Now when we analyze these files we can tell if they're unique or contain duplicates:

test duplicates file

$ sort -uC dup_input.txt && echo "unique" || echo "duplicates"
duplicates

test unique file

$ sort -uC uniq_input.txt && echo "unique" || echo "duplicates"
unique

Original question (unique contents of file)

Can be done with just sort:

$ sort -u input.txt
This is a thread  139737186379520
This is a thread  139737194772224
This is a thread  139737203164928
This is a thread  139737312270080
This is a thread  139737505302272
This is a thread  139737513694976
This is a thread  139737522087680

score 3 · Answer 5 · edited Jul 08 '18 at 02:06

I usually sort the file, then use uniq to count the number of duplicates, then I sort once more see the duplicates at the bottom of the list.

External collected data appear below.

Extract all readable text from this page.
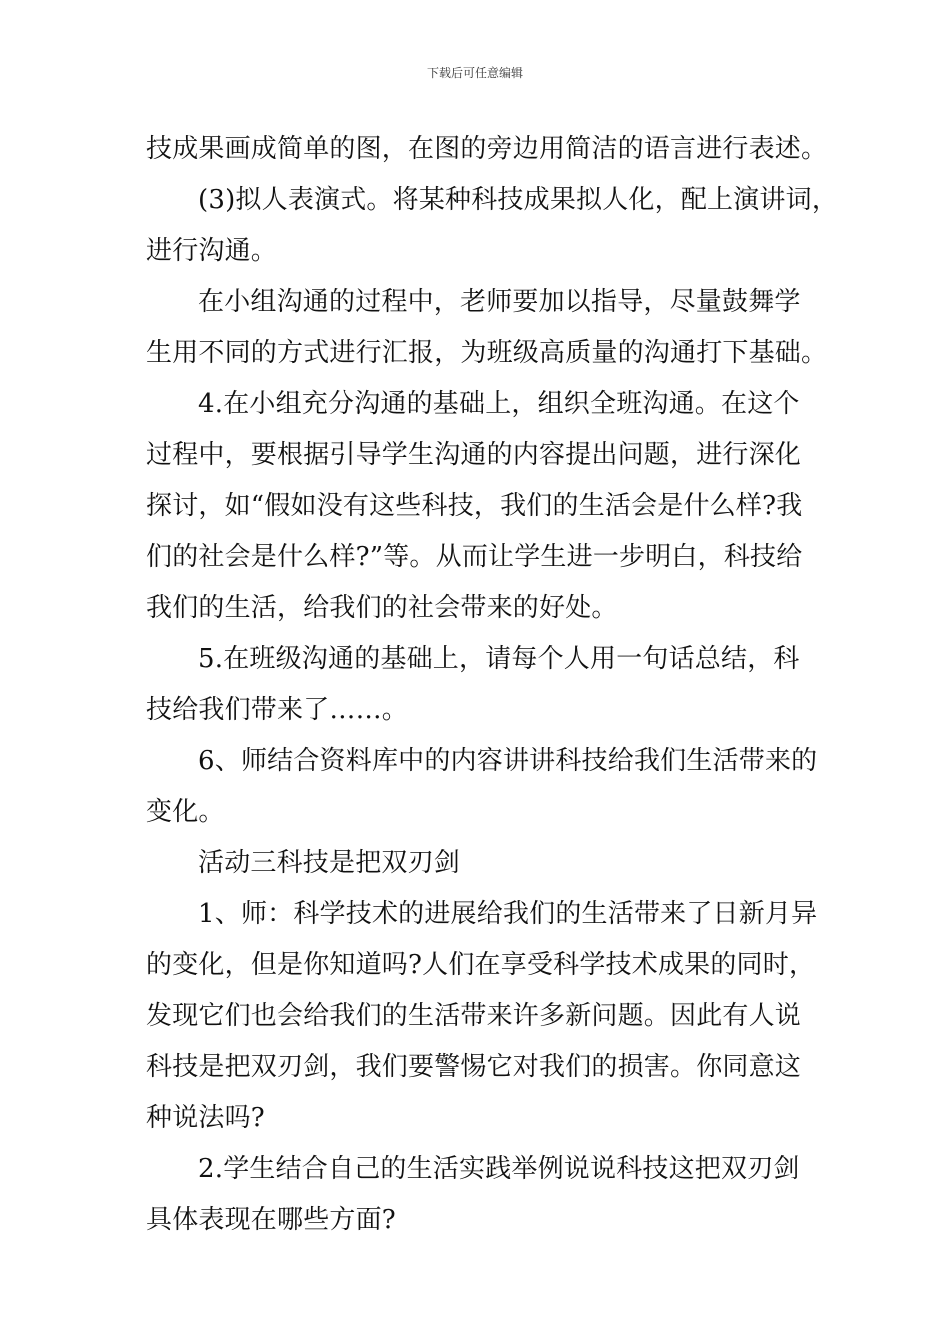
下载后可任意编辑
技成果画成简单的图，在图的旁边用简洁的语言进行表述。
(3)拟人表演式。将某种科技成果拟人化，配上演讲词，
进行沟通。
在小组沟通的过程中，老师要加以指导，尽量鼓舞学
生用不同的方式进行汇报，为班级高质量的沟通打下基础。
4.在小组充分沟通的基础上，组织全班沟通。在这个
过程中，要根据引导学生沟通的内容提出问题，进行深化
探讨，如“假如没有这些科技，我们的生活会是什么样?我
们的社会是什么样?”等。从而让学生进一步明白，科技给
我们的生活，给我们的社会带来的好处。
5.在班级沟通的基础上，请每个人用一句话总结，科
技给我们带来了……。
6、师结合资料库中的内容讲讲科技给我们生活带来的
变化。
活动三科技是把双刃剑
1、师：科学技术的进展给我们的生活带来了日新月异
的变化，但是你知道吗?人们在享受科学技术成果的同时，
发现它们也会给我们的生活带来许多新问题。因此有人说
科技是把双刃剑，我们要警惕它对我们的损害。你同意这
种说法吗?
2.学生结合自己的生活实践举例说说科技这把双刃剑
具体表现在哪些方面?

I added one duplicate to the examples you provided:

$ sort thread.file | uniq -c | sort
      1 This is a thread  139737186379520
      1 This is a thread  139737194772224
      1 This is a thread  139737203164928
      1 This is a thread  139737312270080
      1 This is a thread  139737513694976
      1 This is a thread  139737522087680
      2 This is a thread  139737505302272

Since I haven't read the man page for uniq in awhile, I took a quick look for any alternatives. The following eliminates the need for the second sort, if you just want to see duplicates:

$ sort thread.file | uniq -d
This is a thread  139737505302272

It's a good alternative indeed. #rez – Soner from The Ottoman Empire Jul 06 '18 at 17:02 — Soner from The Ottoman Empire, Jul 06 '18 at 17:02

score 2 · Answer 6 · answered Jul 06 '18 at 19:35

If there are no duplicates, all lines are unique:

[ "$(sort file | uniq -d)" ] && echo "some line(s) is(are) repeated"

Description: Sort the file lines to make repeated lines consecutive (sort)
Extract all consecutive lines that are equal (uniq -d).
If there is any output of the command above ([...]), then (&&) print a message.

score 2 · Answer 7 · edited Jul 08 '18 at 02:05

2

This would not be complete without a Perl answer!

$ perl -ne 'print if ++$a{$_} == 2' yourfile

This will print each non-unique line once: so if it prints nothing, then the file has all unique lines.

edited Jul 08 '18 at 02:05

slm

369,824

answered Jul 08 '18 at 01:48

frapadingue

121

Kusalananda · Answer 8 · 2018-07-10T14:20:51.917

1

Using cmp and sort in bash:

cmp -s <( sort file ) <( sort -u file ) && echo 'All lines are unique'

or

if cmp -s <( sort file ) <( sort -u file )
then
    echo 'All lines are unique'
else
    echo 'At least one line is duplicated'
fi

This would sort the file twice though, just like the accepted answer.